From: Yngve Svendsen
Subject: Re: [Savannah-hackers] Re: Gnatsweb and Savannah
Date: Sat, 18 Aug 2001 13:02:07 +0200

At 20:09 17.08.2001 -0400, Hugo Gayosso wrote:
We are already using GNATS 4, well, not really 4 because it hasn't
been released but a snapshot from CVS:

ii  gnats          3.999.20010527 The GNU problem report management system (ce
ii  gnatsweb       3.113-13       Web interface to the GNU problem report mana

The Gnatsweb version number looks suspicious. If you are referring to the system running on fencepost, I just upgraded Gnatsweb there to 3.97.

We are using only one database, and we want to migrate to a
multi-database GNATS.  We were going to start the effort but we didn't
got farther than setting up a couple of extra databases for testing
purposes.

Are we talking one database per project here?
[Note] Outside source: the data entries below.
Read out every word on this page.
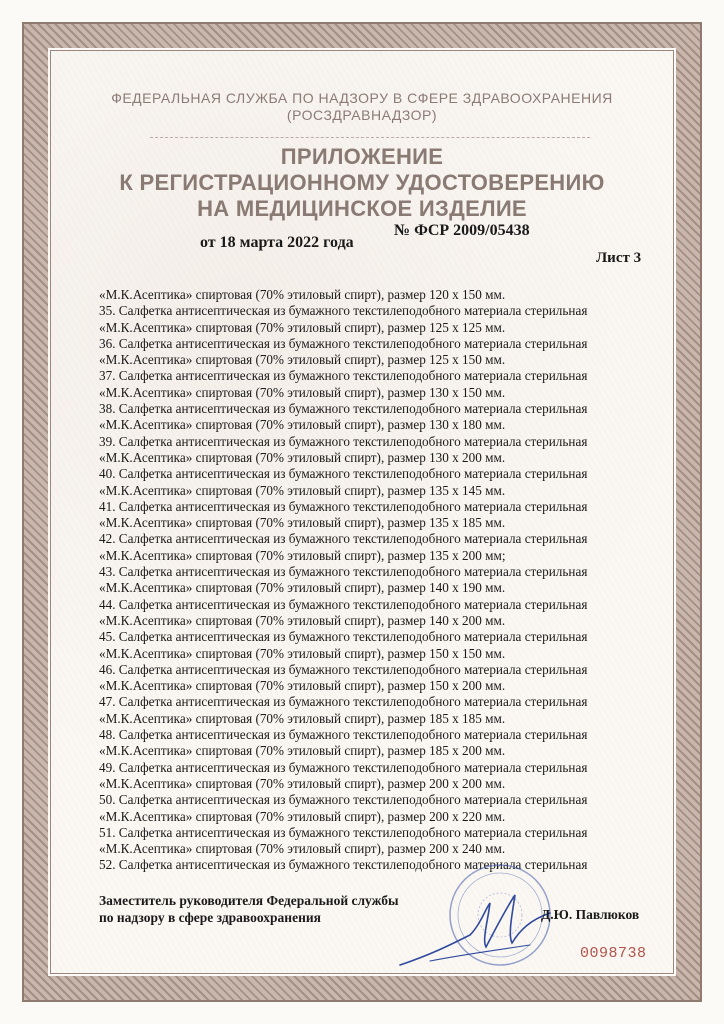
ФЕДЕРАЛЬНАЯ СЛУЖБА ПО НАДЗОРУ В СФЕРЕ ЗДРАВООХРАНЕНИЯ
(РОСЗДРАВНАДЗОР)
ПРИЛОЖЕНИЕ
К РЕГИСТРАЦИОННОМУ УДОСТОВЕРЕНИЮ
НА МЕДИЦИНСКОЕ ИЗДЕЛИЕ
от 18 марта 2022 года
№ ФСР 2009/05438
Лист 3
«М.К.Асептика» спиртовая (70% этиловый спирт), размер 120 х 150 мм.
35. Салфетка антисептическая из бумажного текстилеподобного материала стерильная
«М.К.Асептика» спиртовая (70% этиловый спирт), размер 125 х 125 мм.
36. Салфетка антисептическая из бумажного текстилеподобного материала стерильная
«М.К.Асептика» спиртовая (70% этиловый спирт), размер 125 х 150 мм.
37. Салфетка антисептическая из бумажного текстилеподобного материала стерильная
«М.К.Асептика» спиртовая (70% этиловый спирт), размер 130 х 150 мм.
38. Салфетка антисептическая из бумажного текстилеподобного материала стерильная
«М.К.Асептика» спиртовая (70% этиловый спирт), размер 130 х 180 мм.
39. Салфетка антисептическая из бумажного текстилеподобного материала стерильная
«М.К.Асептика» спиртовая (70% этиловый спирт), размер 130 х 200 мм.
40. Салфетка антисептическая из бумажного текстилеподобного материала стерильная
«М.К.Асептика» спиртовая (70% этиловый спирт), размер 135 х 145 мм.
41. Салфетка антисептическая из бумажного текстилеподобного материала стерильная
«М.К.Асептика» спиртовая (70% этиловый спирт), размер 135 х 185 мм.
42. Салфетка антисептическая из бумажного текстилеподобного материала стерильная
«М.К.Асептика» спиртовая (70% этиловый спирт), размер 135 х 200 мм;
43. Салфетка антисептическая из бумажного текстилеподобного материала стерильная
«М.К.Асептика» спиртовая (70% этиловый спирт), размер 140 х 190 мм.
44. Салфетка антисептическая из бумажного текстилеподобного материала стерильная
«М.К.Асептика» спиртовая (70% этиловый спирт), размер 140 х 200 мм.
45. Салфетка антисептическая из бумажного текстилеподобного материала стерильная
«М.К.Асептика» спиртовая (70% этиловый спирт), размер 150 х 150 мм.
46. Салфетка антисептическая из бумажного текстилеподобного материала стерильная
«М.К.Асептика» спиртовая (70% этиловый спирт), размер 150 х 200 мм.
47. Салфетка антисептическая из бумажного текстилеподобного материала стерильная
«М.К.Асептика» спиртовая (70% этиловый спирт), размер 185 х 185 мм.
48. Салфетка антисептическая из бумажного текстилеподобного материала стерильная
«М.К.Асептика» спиртовая (70% этиловый спирт), размер 185 х 200 мм.
49. Салфетка антисептическая из бумажного текстилеподобного материала стерильная
«М.К.Асептика» спиртовая (70% этиловый спирт), размер 200 х 200 мм.
50. Салфетка антисептическая из бумажного текстилеподобного материала стерильная
«М.К.Асептика» спиртовая (70% этиловый спирт), размер 200 х 220 мм.
51. Салфетка антисептическая из бумажного текстилеподобного материала стерильная
«М.К.Асептика» спиртовая (70% этиловый спирт), размер 200 х 240 мм.
52. Салфетка антисептическая из бумажного текстилеподобного материала стерильная
Заместитель руководителя Федеральной службы
по надзору в сфере здравоохранения	Д.Ю. Павлюков
0098738
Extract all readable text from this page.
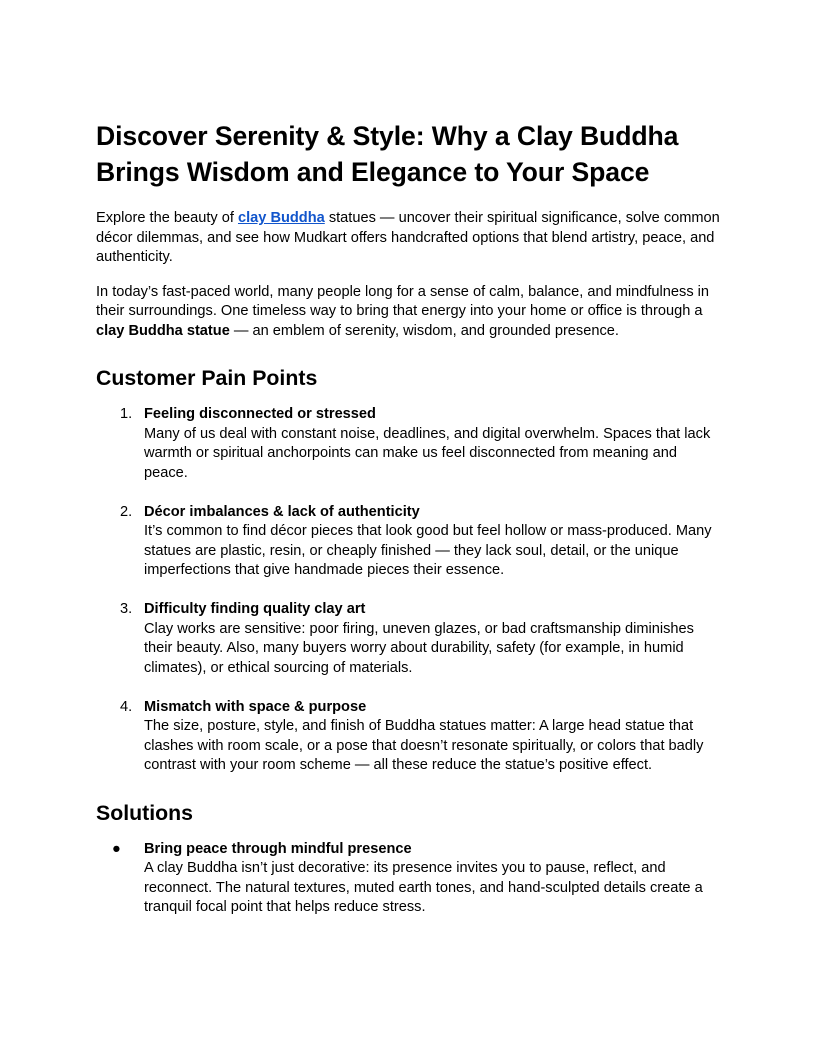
Discover Serenity & Style: Why a Clay Buddha Brings Wisdom and Elegance to Your Space

Explore the beauty of clay Buddha statues — uncover their spiritual significance, solve common décor dilemmas, and see how Mudkart offers handcrafted options that blend artistry, peace, and authenticity.

In today’s fast-paced world, many people long for a sense of calm, balance, and mindfulness in their surroundings. One timeless way to bring that energy into your home or office is through a clay Buddha statue — an emblem of serenity, wisdom, and grounded presence.

Customer Pain Points
1. Feeling disconnected or stressed
Many of us deal with constant noise, deadlines, and digital overwhelm. Spaces that lack warmth or spiritual anchorpoints can make us feel disconnected from meaning and peace.
2. Décor imbalances & lack of authenticity
It’s common to find décor pieces that look good but feel hollow or mass-produced. Many statues are plastic, resin, or cheaply finished — they lack soul, detail, or the unique imperfections that give handmade pieces their essence.
3. Difficulty finding quality clay art
Clay works are sensitive: poor firing, uneven glazes, or bad craftsmanship diminishes their beauty. Also, many buyers worry about durability, safety (for example, in humid climates), or ethical sourcing of materials.
4. Mismatch with space & purpose
The size, posture, style, and finish of Buddha statues matter: A large head statue that clashes with room scale, or a pose that doesn’t resonate spiritually, or colors that badly contrast with your room scheme — all these reduce the statue’s positive effect.
Solutions
● Bring peace through mindful presence
A clay Buddha isn’t just decorative: its presence invites you to pause, reflect, and reconnect. The natural textures, muted earth tones, and hand-sculpted details create a tranquil focal point that helps reduce stress.
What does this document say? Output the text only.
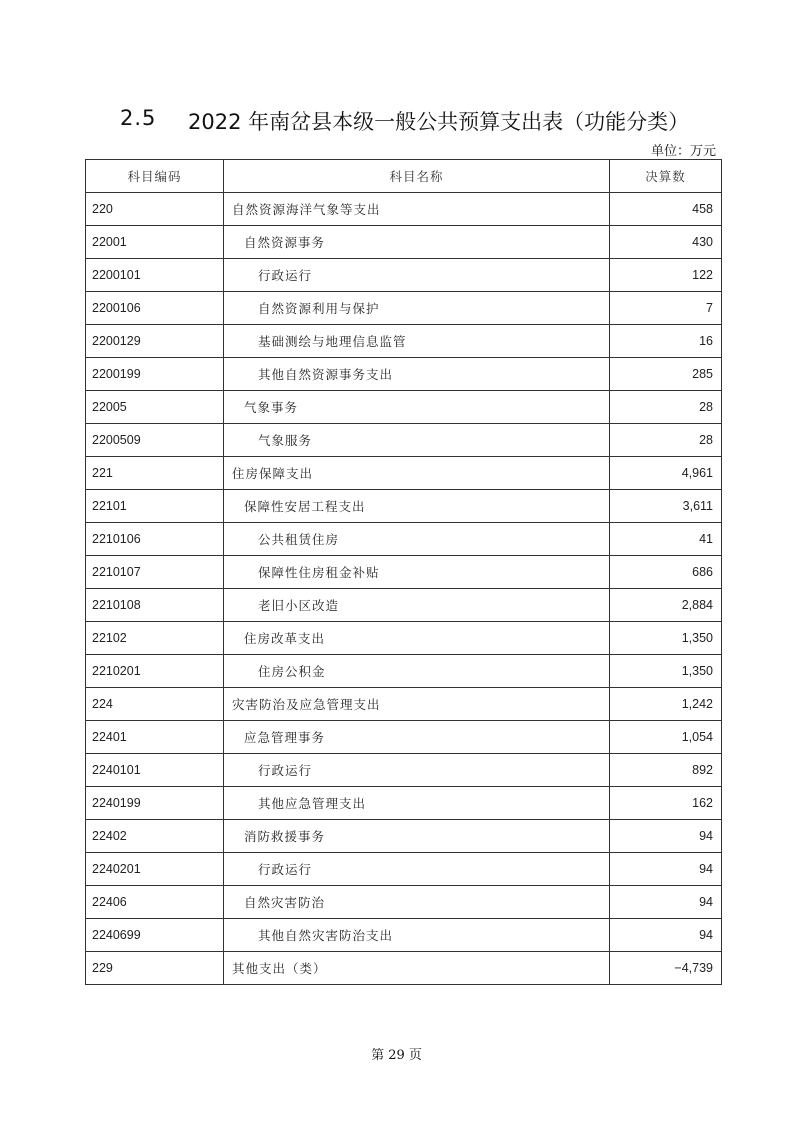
2.5 2022 年南岔县本级一般公共预算支出表（功能分类）
单位：万元
科目编码	科目名称	决算数
220	自然资源海洋气象等支出	458
22001	自然资源事务	430
2200101	行政运行	122
2200106	自然资源利用与保护	7
2200129	基础测绘与地理信息监管	16
2200199	其他自然资源事务支出	285
22005	气象事务	28
2200509	气象服务	28
221	住房保障支出	4,961
22101	保障性安居工程支出	3,611
2210106	公共租赁住房	41
2210107	保障性住房租金补贴	686
2210108	老旧小区改造	2,884
22102	住房改革支出	1,350
2210201	住房公积金	1,350
224	灾害防治及应急管理支出	1,242
22401	应急管理事务	1,054
2240101	行政运行	892
2240199	其他应急管理支出	162
22402	消防救援事务	94
2240201	行政运行	94
22406	自然灾害防治	94
2240699	其他自然灾害防治支出	94
229	其他支出（类）	−4,739
第 29 页
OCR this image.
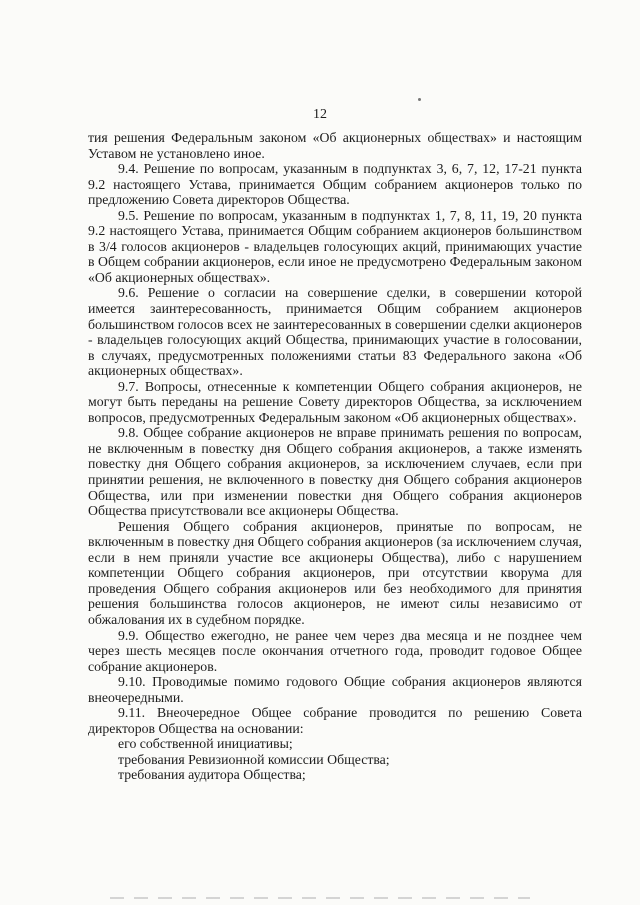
12

тия решения Федеральным законом «Об акционерных обществах» и настоящим Уставом не установлено иное.

9.4. Решение по вопросам, указанным в подпунктах 3, 6, 7, 12, 17-21 пункта 9.2 настоящего Устава, принимается Общим собранием акционеров только по предложению Совета директоров Общества.

9.5. Решение по вопросам, указанным в подпунктах 1, 7, 8, 11, 19, 20 пункта 9.2 настоящего Устава, принимается Общим собранием акционеров большинством в 3/4 голосов акционеров - владельцев голосующих акций, принимающих участие в Общем собрании акционеров, если иное не предусмотрено Федеральным законом «Об акционерных обществах».

9.6. Решение о согласии на совершение сделки, в совершении которой имеется заинтересованность, принимается Общим собранием акционеров большинством голосов всех не заинтересованных в совершении сделки акционеров - владельцев голосующих акций Общества, принимающих участие в голосовании, в случаях, предусмотренных положениями статьи 83 Федерального закона «Об акционерных обществах».

9.7. Вопросы, отнесенные к компетенции Общего собрания акционеров, не могут быть переданы на решение Совету директоров Общества, за исключением вопросов, предусмотренных Федеральным законом «Об акционерных обществах».

9.8. Общее собрание акционеров не вправе принимать решения по вопросам, не включенным в повестку дня Общего собрания акционеров, а также изменять повестку дня Общего собрания акционеров, за исключением случаев, если при принятии решения, не включенного в повестку дня Общего собрания акционеров Общества, или при изменении повестки дня Общего собрания акционеров Общества присутствовали все акционеры Общества.

Решения Общего собрания акционеров, принятые по вопросам, не включенным в повестку дня Общего собрания акционеров (за исключением случая, если в нем приняли участие все акционеры Общества), либо с нарушением компетенции Общего собрания акционеров, при отсутствии кворума для проведения Общего собрания акционеров или без необходимого для принятия решения большинства голосов акционеров, не имеют силы независимо от обжалования их в судебном порядке.

9.9. Общество ежегодно, не ранее чем через два месяца и не позднее чем через шесть месяцев после окончания отчетного года, проводит годовое Общее собрание акционеров.

9.10. Проводимые помимо годового Общие собрания акционеров являются внеочередными.

9.11. Внеочередное Общее собрание проводится по решению Совета директоров Общества на основании:

его собственной инициативы;

требования Ревизионной комиссии Общества;

требования аудитора Общества;
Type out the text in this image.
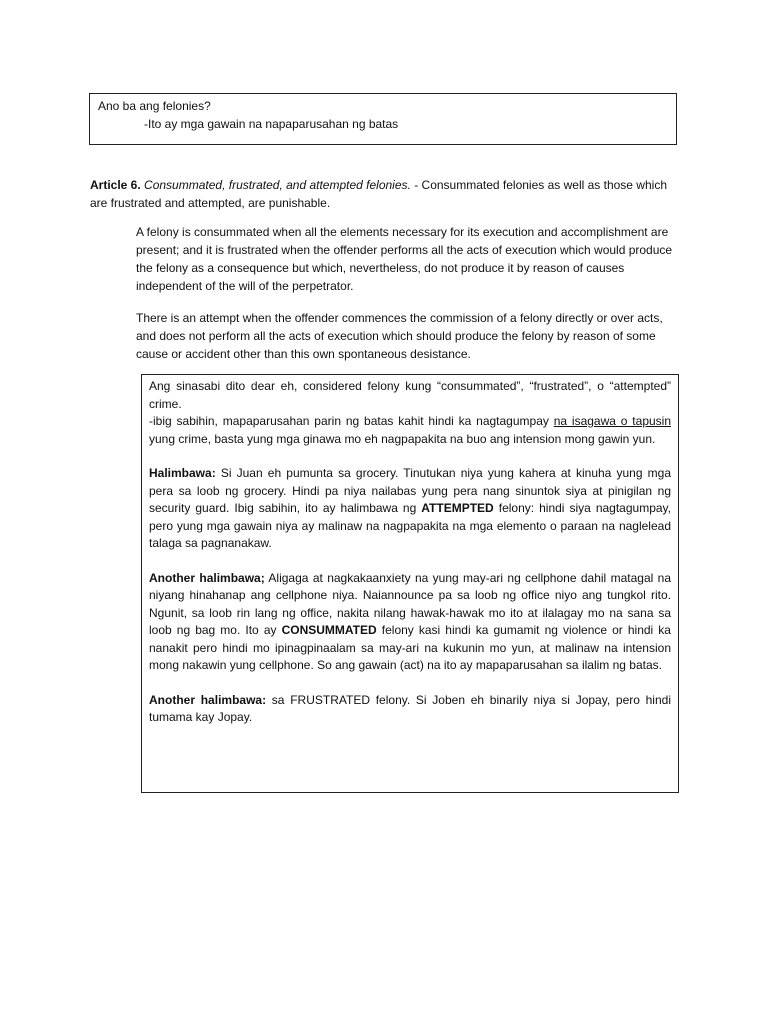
Ano ba ang felonies?
-Ito ay mga gawain na napaparusahan ng batas
Article 6. Consummated, frustrated, and attempted felonies. - Consummated felonies as well as those which are frustrated and attempted, are punishable.
A felony is consummated when all the elements necessary for its execution and accomplishment are present; and it is frustrated when the offender performs all the acts of execution which would produce the felony as a consequence but which, nevertheless, do not produce it by reason of causes independent of the will of the perpetrator.
There is an attempt when the offender commences the commission of a felony directly or over acts, and does not perform all the acts of execution which should produce the felony by reason of some cause or accident other than this own spontaneous desistance.

Ang sinasabi dito dear eh, considered felony kung “consummated”, “frustrated”, o “attempted” crime.

-ibig sabihin, mapaparusahan parin ng batas kahit hindi ka nagtagumpay na isagawa o tapusin yung crime, basta yung mga ginawa mo eh nagpapakita na buo ang intension mong gawin yun.

Halimbawa: Si Juan eh pumunta sa grocery. Tinutukan niya yung kahera at kinuha yung mga pera sa loob ng grocery. Hindi pa niya nailabas yung pera nang sinuntok siya at pinigilan ng security guard. Ibig sabihin, ito ay halimbawa ng ATTEMPTED felony: hindi siya nagtagumpay, pero yung mga gawain niya ay malinaw na nagpapakita na mga elemento o paraan na naglelead talaga sa pagnanakaw.

Another halimbawa; Aligaga at nagkakaanxiety na yung may-ari ng cellphone dahil matagal na niyang hinahanap ang cellphone niya. Naiannounce pa sa loob ng office niyo ang tungkol rito. Ngunit, sa loob rin lang ng office, nakita nilang hawak-hawak mo ito at ilalagay mo na sana sa loob ng bag mo. Ito ay CONSUMMATED felony kasi hindi ka gumamit ng violence or hindi ka nanakit pero hindi mo ipinagpinaalam sa may-ari na kukunin mo yun, at malinaw na intension mong nakawin yung cellphone. So ang gawain (act) na ito ay mapaparusahan sa ilalim ng batas.

Another halimbawa: sa FRUSTRATED felony. Si Joben eh binarily niya si Jopay, pero hindi tumama kay Jopay.
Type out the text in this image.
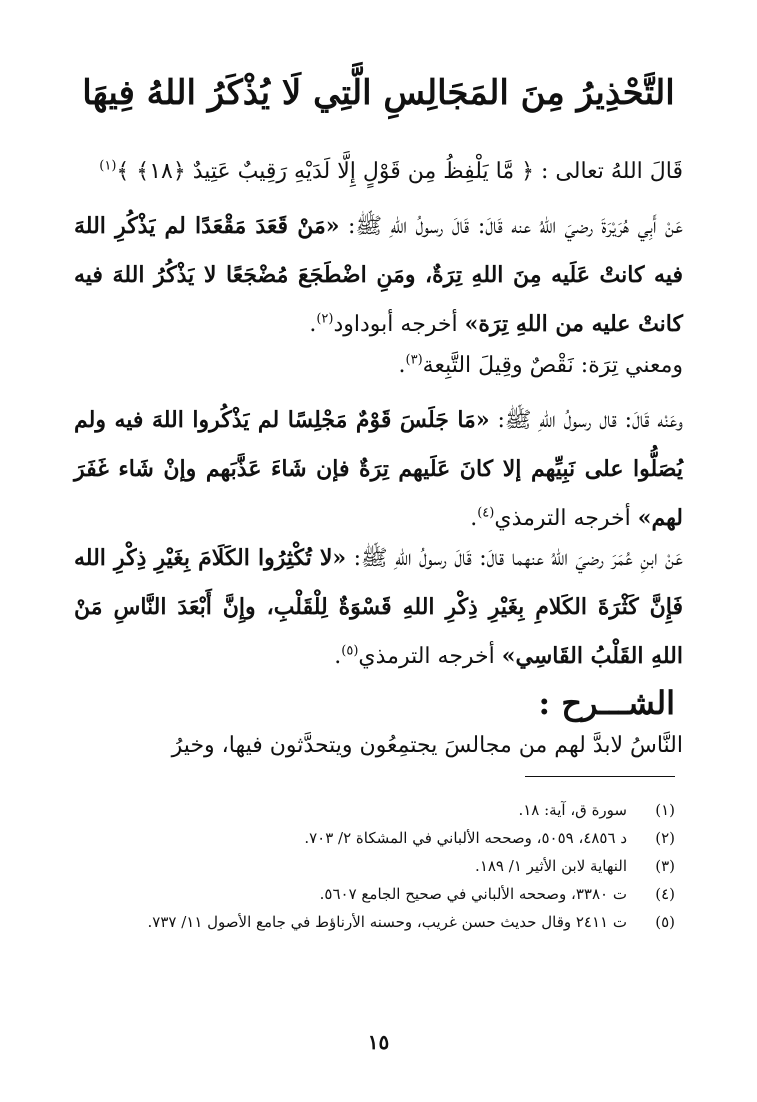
التَّحْذِيرُ مِنَ المَجَالِسِ الَّتِي لَا يُذْكَرُ اللهُ فِيهَا

قَالَ اللهُ تعالى : ﴿ مَّا يَلْفِظُ مِن قَوْلٍ إِلَّا لَدَيْهِ رَقِيبٌ عَتِيدٌ ﴿١٨﴾ ﴾$^{(١)}$

عَنْ أَبِي هُرَيْرَةَ رضيَ اللهُ عنه قَالَ: قَالَ رسولُ اللهِ ﷺ: «مَنْ قَعَدَ مَقْعَدًا لم يَذْكُرِ اللهَ فيه كانتْ عَلَيه مِنَ اللهِ تِرَةٌ، ومَنِ اضْطَجَعَ مُضْجَعًا لا يَذْكُرُ اللهَ فيه كانتْ عليه من اللهِ تِرَة» أخرجه أبوداود$^{(٢)}$.

ومعني تِرَة: نَقْصٌ وقِيلَ التَّبِعة$^{(٣)}$.

وعَنْه قَالَ: قال رسولُ اللهِ ﷺ: «مَا جَلَسَ قَوْمٌ مَجْلِسًا لم يَذْكُروا اللهَ فيه ولم يُصَلُّوا على نَبِيِّهم إلا كانَ عَلَيهم تِرَةٌ فإن شَاءَ عَذَّبَهم وإنْ شَاء غَفَرَ لهم» أخرجه الترمذي$^{(٤)}$.

عَنْ ابنِ عُمَرَ رضيَ اللهُ عنهما قالَ: قَالَ رسولُ اللهِ ﷺ: «لا تُكْثِرُوا الكَلَامَ بِغَيْرِ ذِكْرِ الله فَإِنَّ كَثْرَةَ الكَلامِ بِغَيْرِ ذِكْرِ اللهِ قَسْوَةٌ لِلْقَلْبِ، وإِنَّ أَبْعَدَ النَّاسِ مَنْ اللهِ القَلْبُ القَاسِي» أخرجه الترمذي$^{(٥)}$.

الشـــرح :

النَّاسُ لابدَّ لهم من مجالسَ يجتمِعُون ويتحدَّثون فيها، وخيرُ

(١)
سورة ق، آية: ١٨.
(٢)
د ٤٨٥٦، ٥٠٥٩، وصححه الألباني في المشكاة ٢/ ٧٠٣.
(٣)
النهاية لابن الأثير ١/ ١٨٩.
(٤)
ت ٣٣٨٠، وصححه الألباني في صحيح الجامع ٥٦٠٧.
(٥)
ت ٢٤١١ وقال حديث حسن غريب، وحسنه الأرناؤط في جامع الأصول ١١/ ٧٣٧.
١٥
If so, it looks like this is going to be a nice GNATS stress-test.

Our current GNATS installation has been working in production mode
since then at least by the libc team.

Gnatsweb has been in use too.

Will we be moving the system that's currently on fencepost to the main savannah machine, or is the system going to continue running on fencepost?

I see one area which needs work, and that is account management. GNATS currently supports MD5 and plaintext, crypt support is coming -- we have a patch pending for that. Kerberos support hasn't been tested in ages and can't be assumed to work. I assume you want to give project admins access to the admin interface that was developed some time ago. I haven't had time to look at it since it was submitted -- would you say that it's ready for production use, and how do you propose that we integrate GNATS accounts with the Savannah account system?

By the way: The default Gnatsweb look is fairly different from Savannah's, but I assume that cosmetics is a fair bit down the list of priorities?

And one more thing: I think I'd need root access here and there to start putting the pieces of the puzzle together. I do consider myself low-risk, half a dozen years of sysadmin experience means I've seen most pitfalls -- and trodden in my fair share of them.